Banana Bread With Cream Cheese Frosting
|Granulated sugar||3⁄4 Cup (12 tbs)|
|Unsalted butter||5 Tablespoon, softened|
|Ripe bananas||3 , mashed|
|Fat free milk||1⁄2 Cup (8 tbs)|
|Vanilla extract||1 1⁄2 Teaspoon|
|All purpose flour||1 3⁄4 Cup (28 tbs)|
|Baking powder||1 Tablespoon|
|Walnuts||1⁄2 Cup (8 tbs), coarsely chopped|
|Fat free cream cheese||1⁄2 Cup (8 tbs), softened|
|Confectioners sugar||1⁄3 Cup (5.33 tbs)|
Arrange the oven rack in the middle of the oven; preheat the oven to 350°F.
Spray a 9 x 5-inch loaf pan with non-stick spray.

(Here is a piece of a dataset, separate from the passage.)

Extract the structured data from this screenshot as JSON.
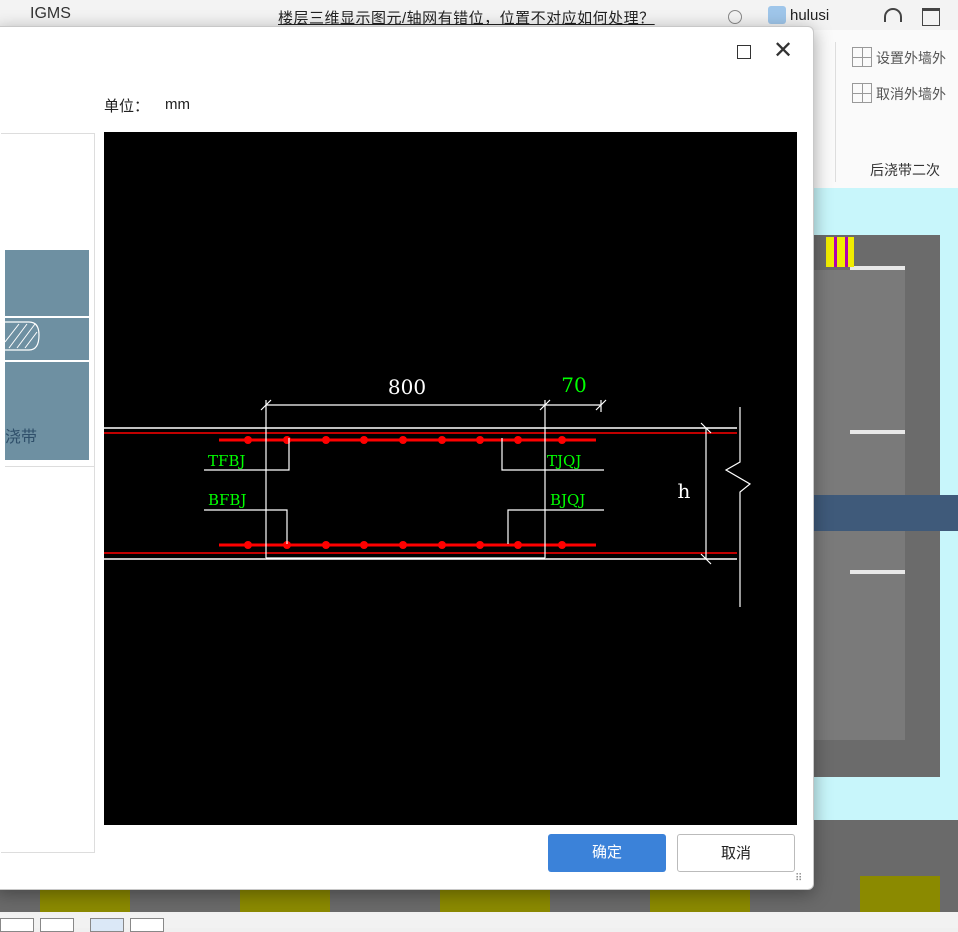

Combine the granulated sugar and butter in a medium bowl; beat with an electric mixer on medium speed until light and fluffy, about 3 minutes.
Beat in the eggs, beating well after each addition.
Beat in the bananas, milk, and vanilla.
In a separate bowl, sift together the flour, baking powder, and salt.
Add the flour mixture to the banana mixture and mix on low speed until just combined.
Stir in the walnuts.
Pour the batter into the pan and bake until a toothpick inserted into the center of the loaf comes out clean, about 50-55 minutes.
Cool in the pan 10 minutes.
Remove the bread from the pan and cool completely on a rack.
To make the frosting, place the cream cheese in a medium bowl and beat with an electric mixer on medium speed until smooth.
Slowly beat in the confectioners' sugar.
Spread the frosting over the top of the cooled bread; cut into 18 slices.